## Monday, October 24, 2011

### Next steps

I've continued to be frustrated in getting my network to sensibly converge when I include the "whose turn is it" input. I tried a bunch of different approaches but none of them seem to make that much difference:

• Include a new output node for backgammons. I noticed that in the training for networks that contained probability of win and gammon nodes, the realized behavior included a lot of backgammons, and wondered whether this was skewing the results. So I added a new output node which represents the conditional probability of a backgammon win given a gammon win. As with the gammon node, you can use symmetry to imply the probability of a backgammon loss given a gammon loss. This ended up making very little difference.
• Weight the learning rate for the gammon node by the probability of a win. Since the gammon node represents the conditional probability of a gammon given a win, the idea is that very little information is contained in games where the prob of win is low. And a similar thing when we include backgammon nodes: weight its learning rate by the unconditional probability of a gammon win. In practice, neither of these made much difference.
• Instead of always estimating the probability of a gammon from the network, use knowledge of the game to properly set that probability to zero when the opponent has taken off at least one checker. At the same time, stop training the gammon node when the probability of gammon is zero. This basically means that the "end of the game" training that happens for the probability of win node happens (sometimes) earlier in a game. This converged to something non-trivial, in the sense that the gammon (and backgammon) probabilities didn't converge to zero or one; but the converged probabilities were not sensible and the resulting player performed poorly against the benchmark.

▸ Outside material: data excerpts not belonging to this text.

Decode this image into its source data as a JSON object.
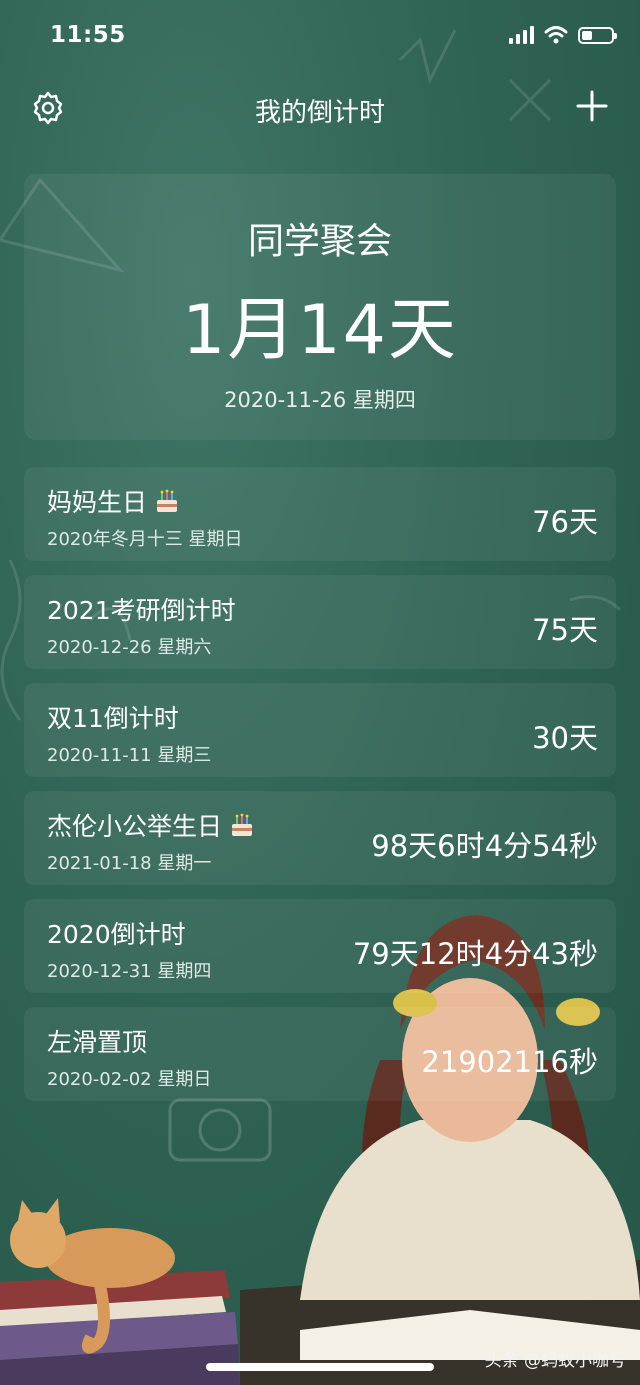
{
  "status_bar": {
    "time": "11:55",
    "battery_level": 0.35
  },
  "nav": {
    "title": "我的倒计时",
    "left_icon": "gear-icon",
    "right_icon": "plus-icon"
  },
  "hero": {
    "name": "同学聚会",
    "countdown": "1月14天",
    "date": "2020-11-26 星期四"
  },
  "events": [
    {
      "title": "妈妈生日",
      "has_cake": true,
      "date": "2020年冬月十三 星期日",
      "value": "76天"
    },
    {
      "title": "2021考研倒计时",
      "has_cake": false,
      "date": "2020-12-26 星期六",
      "value": "75天"
    },
    {
      "title": "双11倒计时",
      "has_cake": false,
      "date": "2020-11-11 星期三",
      "value": "30天"
    },
    {
      "title": "杰伦小公举生日",
      "has_cake": true,
      "date": "2021-01-18 星期一",
      "value": "98天6时4分54秒"
    },
    {
      "title": "2020倒计时",
      "has_cake": false,
      "date": "2020-12-31 星期四",
      "value": "79天12时4分43秒"
    },
    {
      "title": "左滑置顶",
      "has_cake": false,
      "date": "2020-02-02 星期日",
      "value": "21902116秒"
    }
  ],
  "watermark": "头条 @蚂蚁小咖号",
  "colors": {
    "background": "#2f6353",
    "card": "#3b6c5e",
    "text": "#ffffff"
  }
}
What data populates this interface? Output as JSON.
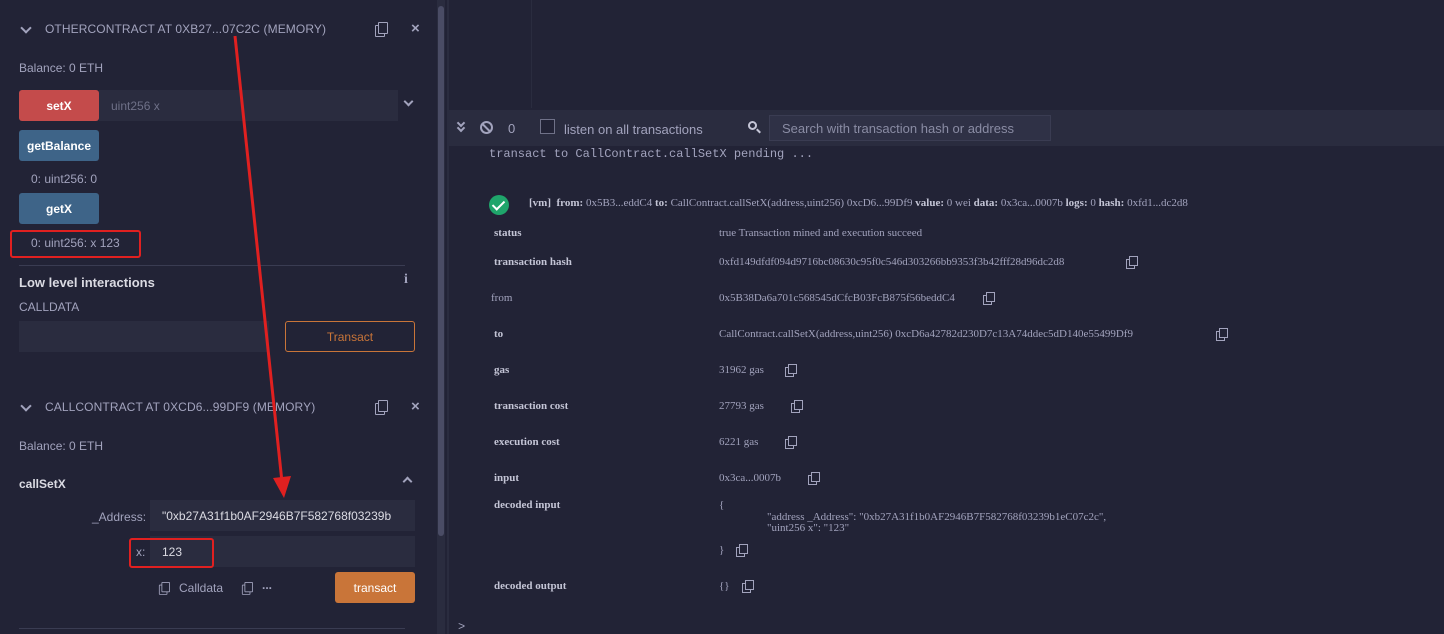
{
  "other_contract": {
    "title": "OTHERCONTRACT AT 0XB27...07C2C (MEMORY)",
    "balance": "Balance: 0 ETH",
    "setx_label": "setX",
    "setx_placeholder": "uint256 x",
    "getbalance_label": "getBalance",
    "getbalance_result": "0: uint256: 0",
    "getx_label": "getX",
    "getx_result": "0: uint256: x 123",
    "low_level_title": "Low level interactions",
    "calldata_label": "CALLDATA",
    "transact_label": "Transact",
    "close": "×"
  },
  "call_contract": {
    "title": "CALLCONTRACT AT 0XCD6...99DF9 (MEMORY)",
    "balance": "Balance: 0 ETH",
    "function_name": "callSetX",
    "address_label": "_Address:",
    "address_value": "\"0xb27A31f1b0AF2946B7F582768f03239b",
    "x_label": "x:",
    "x_value": "123",
    "calldata_label": "Calldata",
    "more": "...",
    "transact_label": "transact",
    "close": "×"
  },
  "terminal_bar": {
    "count": "0",
    "listen_label": "listen on all transactions",
    "search_placeholder": "Search with transaction hash or address"
  },
  "terminal": {
    "pending_line": "transact to CallContract.callSetX pending ...",
    "summary": {
      "vm": "[vm]",
      "from_key": "from:",
      "from_val": "0x5B3...eddC4",
      "to_key": "to:",
      "to_val": "CallContract.callSetX(address,uint256) 0xcD6...99Df9",
      "value_key": "value:",
      "value_val": "0 wei",
      "data_key": "data:",
      "data_val": "0x3ca...0007b",
      "logs_key": "logs:",
      "logs_val": "0",
      "hash_key": "hash:",
      "hash_val": "0xfd1...dc2d8"
    },
    "rows": {
      "status_key": "status",
      "status_val": "true Transaction mined and execution succeed",
      "txhash_key": "transaction hash",
      "txhash_val": "0xfd149dfdf094d9716bc08630c95f0c546d303266bb9353f3b42fff28d96dc2d8",
      "from_key": "from",
      "from_val": "0x5B38Da6a701c568545dCfcB03FcB875f56beddC4",
      "to_key": "to",
      "to_val": "CallContract.callSetX(address,uint256) 0xcD6a42782d230D7c13A74ddec5dD140e55499Df9",
      "gas_key": "gas",
      "gas_val": "31962 gas",
      "txcost_key": "transaction cost",
      "txcost_val": "27793 gas",
      "execcost_key": "execution cost",
      "execcost_val": "6221 gas",
      "input_key": "input",
      "input_val": "0x3ca...0007b",
      "decoded_input_key": "decoded input",
      "decoded_input_open": "{",
      "decoded_input_line1": "\"address _Address\": \"0xb27A31f1b0AF2946B7F582768f03239b1eC07c2c\",",
      "decoded_input_line2": "\"uint256 x\": \"123\"",
      "decoded_input_close": "}",
      "decoded_output_key": "decoded output",
      "decoded_output_val": "{}"
    },
    "prompt": ">"
  },
  "colors": {
    "background": "#222336",
    "panel": "#2a2c3f",
    "red_button": "#c44b4b",
    "blue_button": "#3e6488",
    "orange_button": "#c97539",
    "success_green": "#1fa56b",
    "annotation_red": "#e02020"
  },
  "icons": [
    "chevron-down-icon",
    "copy-icon",
    "close-icon",
    "info-icon",
    "chevron-up-icon",
    "double-chevron-down-icon",
    "block-icon",
    "search-icon",
    "check-circle-icon"
  ]
}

I've gone over the code many times with fresh eyes and don't see anything wrong here, so I'm assuming my network is just confused somehow.

I'm going to try it using a few different values for alpha to see whether I've just got too large a learning rate, but I've played with that before and don't hold out much hope.

The next thing I'm going to try is a more sophisticated network structure: include a race network and a bearoff database. I was holding off on doing this before since I wanted to try to solve the convergence problems on a simpler setup, but that's not bearing much fruit. Hopefully there isn't some bug I've missed that moots the more complex setup.